Propositional logic

Question

I have the following problem:

I have two propositional formulas that must become logically equivalent. Only, one of them contains a 'variable', in the sense that the variable may be replaced by any propositional formula. The problem now, is that I need to find the actual replacement for the variable, such that the logical equivalence becomes true. Example:

(a ^ ~b) or x = a

Here, x denotes the variable. This logical equivalence can be made true, by replacing x with a ^ b, so it becomes:

(a ^ ~b) or (a ^ b) = a

So this is the problem.
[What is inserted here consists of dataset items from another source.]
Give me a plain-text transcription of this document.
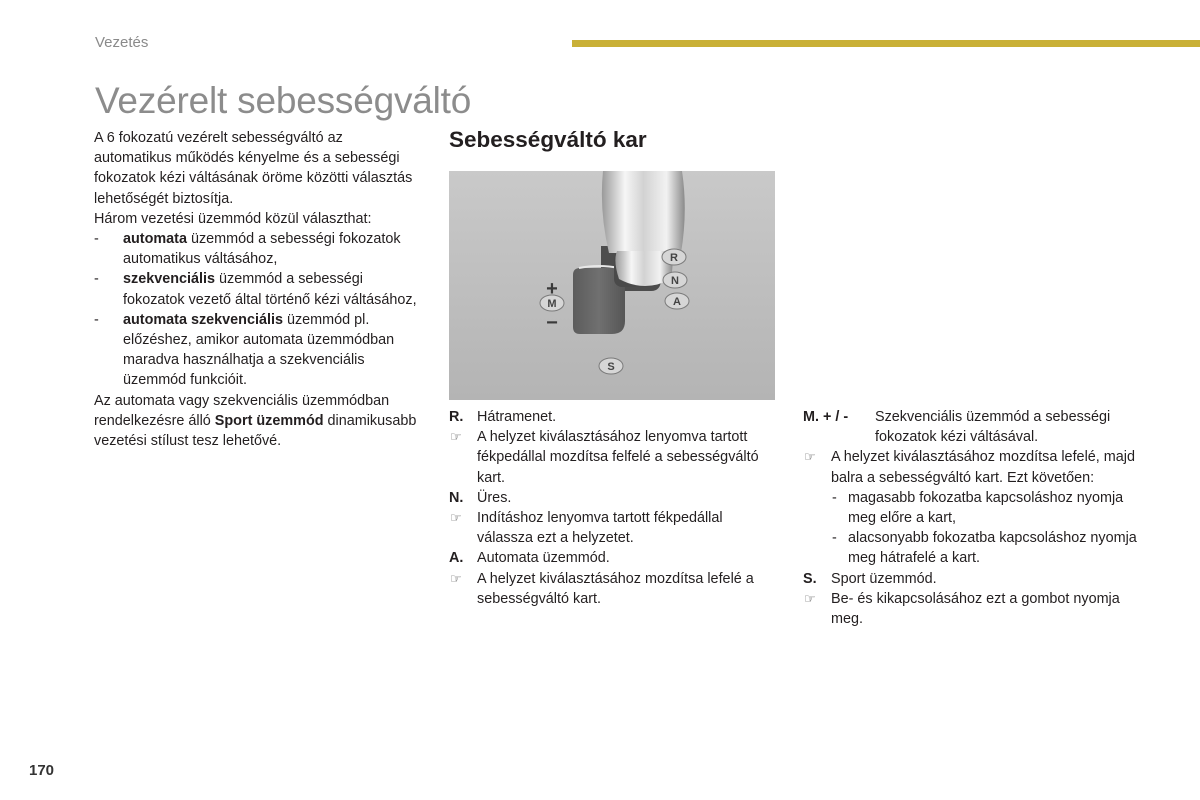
Vezetés
Vezérelt sebességváltó

A 6 fokozatú vezérelt sebességváltó az automatikus működés kényelme és a sebességi fokozatok kézi váltásának öröme közötti választás lehetőségét biztosítja.

Három vezetési üzemmód közül választhat:

- automata üzemmód a sebességi fokozatok automatikus váltásához,
- szekvenciális üzemmód a sebességi fokozatok vezető által történő kézi váltásához,
- automata szekvenciális üzemmód pl. előzéshez, amikor automata üzemmódban maradva használhatja a szekvenciális üzemmód funkcióit.

Az automata vagy szekvenciális üzemmódban rendelkezésre álló Sport üzemmód dinamikusabb vezetési stílust tesz lehetővé.

Sebességváltó kar
R
N
A
M
S
+
−
R. Hátramenet.
☞	A helyzet kiválasztásához lenyomva tartott fékpedállal mozdítsa felfelé a sebességváltó kart.
N. Üres.
☞	Indításhoz lenyomva tartott fékpedállal válassza ezt a helyzetet.
A. Automata üzemmód.
☞	A helyzet kiválasztásához mozdítsa lefelé a sebességváltó kart.
M. + / -	Szekvenciális üzemmód a sebességi fokozatok kézi váltásával.
☞	A helyzet kiválasztásához mozdítsa lefelé, majd balra a sebességváltó kart. Ezt követően:
- magasabb fokozatba kapcsoláshoz nyomja meg előre a kart,
- alacsonyabb fokozatba kapcsoláshoz nyomja meg hátrafelé a kart.
S. Sport üzemmód.
☞	Be- és kikapcsolásához ezt a gombot nyomja meg.
170
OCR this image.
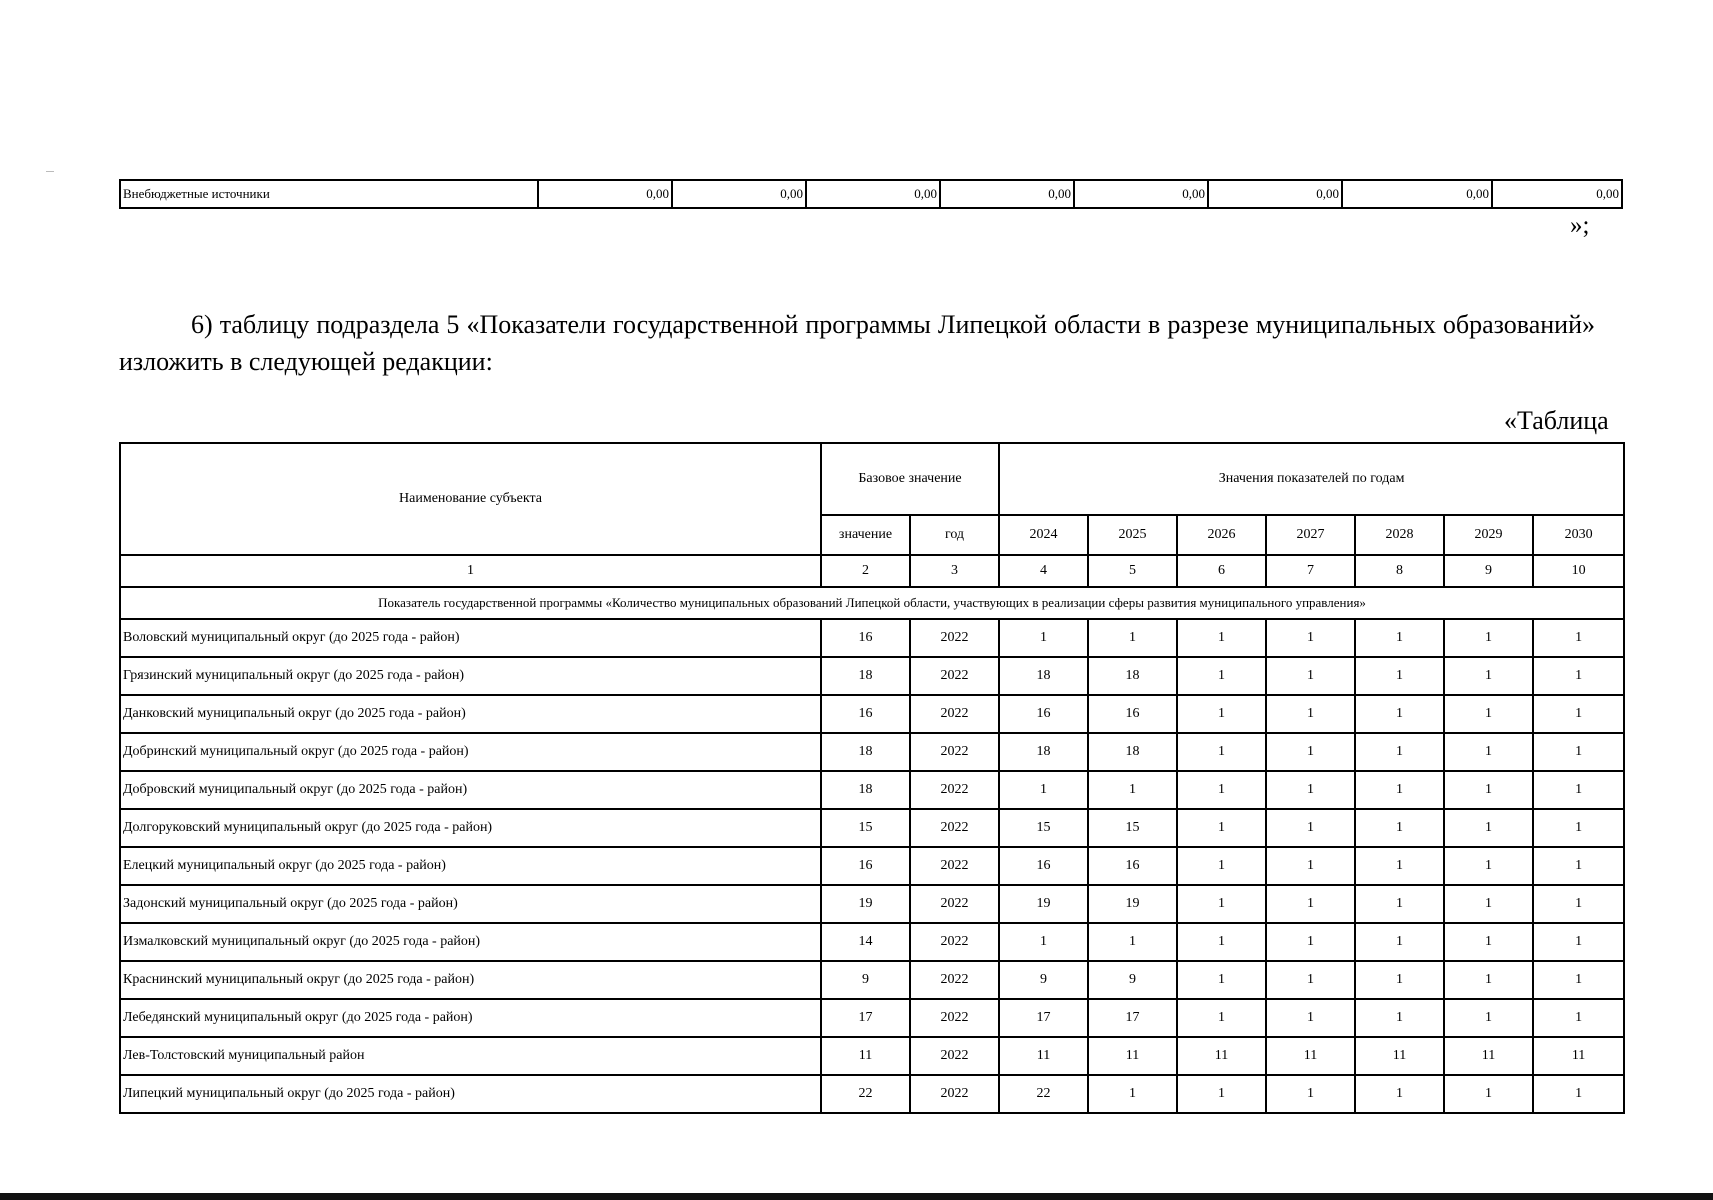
Внебюджетные источники	0,00	0,00	0,00	0,00	0,00	0,00	0,00	0,00
»;
6) таблицу подраздела 5 «Показатели государственной программы Липецкой области в разрезе муниципальных образований» изложить в следующей редакции:
«Таблица
Наименование субъекта	Базовое значение		Значения показателей по годам						
	значение	год	2024	2025	2026	2027	2028	2029	2030
1	2	3	4	5	6	7	8	9	10
Показатель государственной программы «Количество муниципальных образований Липецкой области, участвующих в реализации сферы развития муниципального управления»									
Воловский муниципальный округ (до 2025 года - район)	16	2022	1	1	1	1	1	1	1
Грязинский муниципальный округ (до 2025 года - район)	18	2022	18	18	1	1	1	1	1
Данковский муниципальный округ (до 2025 года - район)	16	2022	16	16	1	1	1	1	1
Добринский муниципальный округ (до 2025 года - район)	18	2022	18	18	1	1	1	1	1
Добровский муниципальный округ (до 2025 года - район)	18	2022	1	1	1	1	1	1	1
Долгоруковский муниципальный округ (до 2025 года - район)	15	2022	15	15	1	1	1	1	1
Елецкий муниципальный округ (до 2025 года - район)	16	2022	16	16	1	1	1	1	1
Задонский муниципальный округ (до 2025 года - район)	19	2022	19	19	1	1	1	1	1
Измалковский муниципальный округ (до 2025 года - район)	14	2022	1	1	1	1	1	1	1
Краснинский муниципальный округ (до 2025 года - район)	9	2022	9	9	1	1	1	1	1
Лебедянский муниципальный округ (до 2025 года - район)	17	2022	17	17	1	1	1	1	1
Лев-Толстовский муниципальный район	11	2022	11	11	11	11	11	11	11
Липецкий муниципальный округ (до 2025 года - район)	22	2022	22	1	1	1	1	1	1
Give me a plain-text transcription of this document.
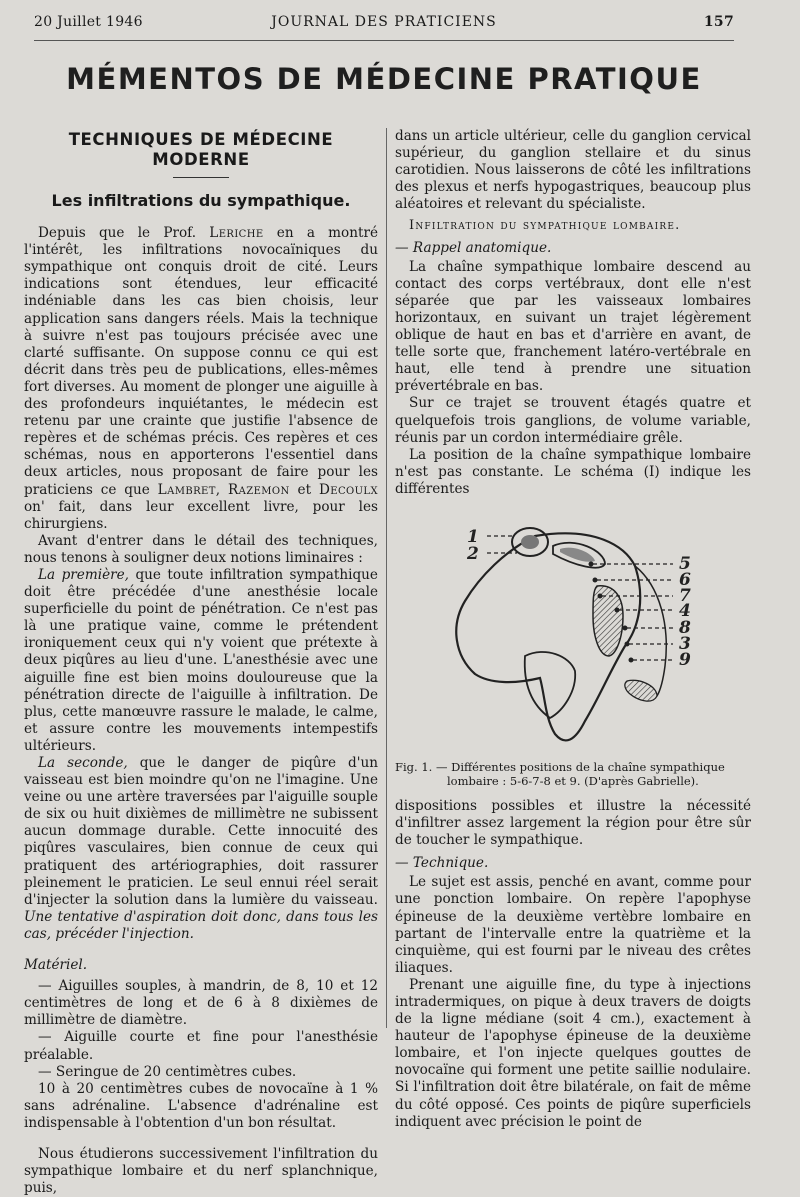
20 Juillet 1946	JOURNAL DES PRATICIENS	157
MÉMENTOS DE MÉDECINE PRATIQUE
TECHNIQUES DE MÉDECINE
MODERNE
Les infiltrations du sympathique.

Depuis que le Prof. Leriche en a montré l'intérêt, les infiltrations novocaïniques du sympathique ont conquis droit de cité. Leurs indications sont étendues, leur efficacité indéniable dans les cas bien choisis, leur application sans dangers réels. Mais la technique à suivre n'est pas toujours précisée avec une clarté suffisante. On suppose connu ce qui est décrit dans très peu de publications, elles-mêmes fort diverses. Au moment de plonger une aiguille à des profondeurs inquiétantes, le médecin est retenu par une crainte que justifie l'absence de repères et de schémas précis. Ces repères et ces schémas, nous en apporterons l'essentiel dans deux articles, nous proposant de faire pour les praticiens ce que Lambret, Razemon et Decoulx on' fait, dans leur excellent livre, pour les chirurgiens.

Avant d'entrer dans le détail des techniques, nous tenons à souligner deux notions liminaires :

La première, que toute infiltration sympathique doit être précédée d'une anesthésie locale superficielle du point de pénétration. Ce n'est pas là une pratique vaine, comme le prétendent ironiquement ceux qui n'y voient que prétexte à deux piqûres au lieu d'une. L'anesthésie avec une aiguille fine est bien moins douloureuse que la pénétration directe de l'aiguille à infiltration. De plus, cette manœuvre rassure le malade, le calme, et assure contre les mouvements intempestifs ultérieurs.

La seconde, que le danger de piqûre d'un vaisseau est bien moindre qu'on ne l'imagine. Une veine ou une artère traversées par l'aiguille souple de six ou huit dixièmes de millimètre ne subissent aucun dommage durable. Cette innocuité des piqûres vasculaires, bien connue de ceux qui pratiquent des artériographies, doit rassurer pleinement le praticien. Le seul ennui réel serait d'injecter la solution dans la lumière du vaisseau. Une tentative d'aspiration doit donc, dans tous les cas, précéder l'injection.

Matériel.

— Aiguilles souples, à mandrin, de 8, 10 et 12 centimètres de long et de 6 à 8 dixièmes de millimètre de diamètre.

— Aiguille courte et fine pour l'anesthésie préalable.

— Seringue de 20 centimètres cubes.

10 à 20 centimètres cubes de novocaïne à 1 % sans adrénaline. L'absence d'adrénaline est indispensable à l'obtention d'un bon résultat.

Nous étudierons successivement l'infiltration du sympathique lombaire et du nerf splanchnique, puis,

dans un article ultérieur, celle du ganglion cervical supérieur, du ganglion stellaire et du sinus carotidien. Nous laisserons de côté les infiltrations des plexus et nerfs hypogastriques, beaucoup plus aléatoires et relevant du spécialiste.

Infiltration du sympathique lombaire.
— Rappel anatomique.

La chaîne sympathique lombaire descend au contact des corps vertébraux, dont elle n'est séparée que par les vaisseaux lombaires horizontaux, en suivant un trajet légèrement oblique de haut en bas et d'arrière en avant, de telle sorte que, franchement latéro-vertébrale en haut, elle tend à prendre une situation prévertébrale en bas.

Sur ce trajet se trouvent étagés quatre et quelquefois trois ganglions, de volume variable, réunis par un cordon intermédiaire grêle.

La position de la chaîne sympathique lombaire n'est pas constante. Le schéma (I) indique les différentes

1
2	5
6
7
4
8
3
9
Fig. 1. — Différentes positions de la chaîne sympathique
lombaire : 5-6-7-8 et 9. (D'après Gabrielle).

dispositions possibles et illustre la nécessité d'infiltrer assez largement la région pour être sûr de toucher le sympathique.

— Technique.

Le sujet est assis, penché en avant, comme pour une ponction lombaire. On repère l'apophyse épineuse de la deuxième vertèbre lombaire en partant de l'intervalle entre la quatrième et la cinquième, qui est fourni par le niveau des crêtes iliaques.

Prenant une aiguille fine, du type à injections intradermiques, on pique à deux travers de doigts de la ligne médiane (soit 4 cm.), exactement à hauteur de l'apophyse épineuse de la deuxième lombaire, et l'on injecte quelques gouttes de novocaïne qui forment une petite saillie nodulaire. Si l'infiltration doit être bilatérale, on fait de même du côté opposé. Ces points de piqûre superficiels indiquent avec précision le point de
I need an algorithm that gets as input the "equation with one variable x" and gives as output value for the variable x such that the equation becomes a logical equivalence.

There will always be one variable. (in fact I may get problems with more than one variable, but I want to solve the simple case first). And the formulas in question can have any form (they are not in CNF or DNF). Also, the formulas can actually be FALSE or TRUE, and there are cases when there is no solution (eg for "a or x = false", there is no solution) or more than one solution (eg for "a and x = false" any false proposition would be a valid answer).

All I have is a tableaux reasoner that tells me whether a formula is satisfiable or not. So I can test a solution. But my problem is to just give me a solution.

Answer 1

I believe what you're looking for is a reasoning engine that can handle uninterpreted functions. Such engines can handle problems that contain functions, eg,

(a ^ ~b) or f(a,b) = a

and they are usually able to produce models, ie, they will in fact generate a function f(...) that satisfies your initial formula. One example of suitable reasoning engines are so-called SMT solvers (see SMT-LIB ). A popular solver is Microsoft's Z3 (see Z3 ).

The example could be stated as follows in SMT-LIB format:

(set-option :produce-models true)
(declare-const a Bool)
(declare-const b Bool)
(declare-fun f (Bool Bool) Bool)

(assert (= (or (xor a (not b)) (f a b)) a))
(check-sat)
(get-model)
(exit)

and Z3 produces the model

(define-fun f ((x!1 Bool) (x!2 Bool)) Bool 
  (ite (and (= x!1 false) (= x!2 true)) false false))

which satisfies the original problem. In general, the solution only satisfies the problem. To get complete solutions, quantifiers may be used. Not all SMT solvers support them, but Z3 for example uses a complete reasoning engine for quantifiers over finite domains (like Booleans) and is able to produce models for such formulas.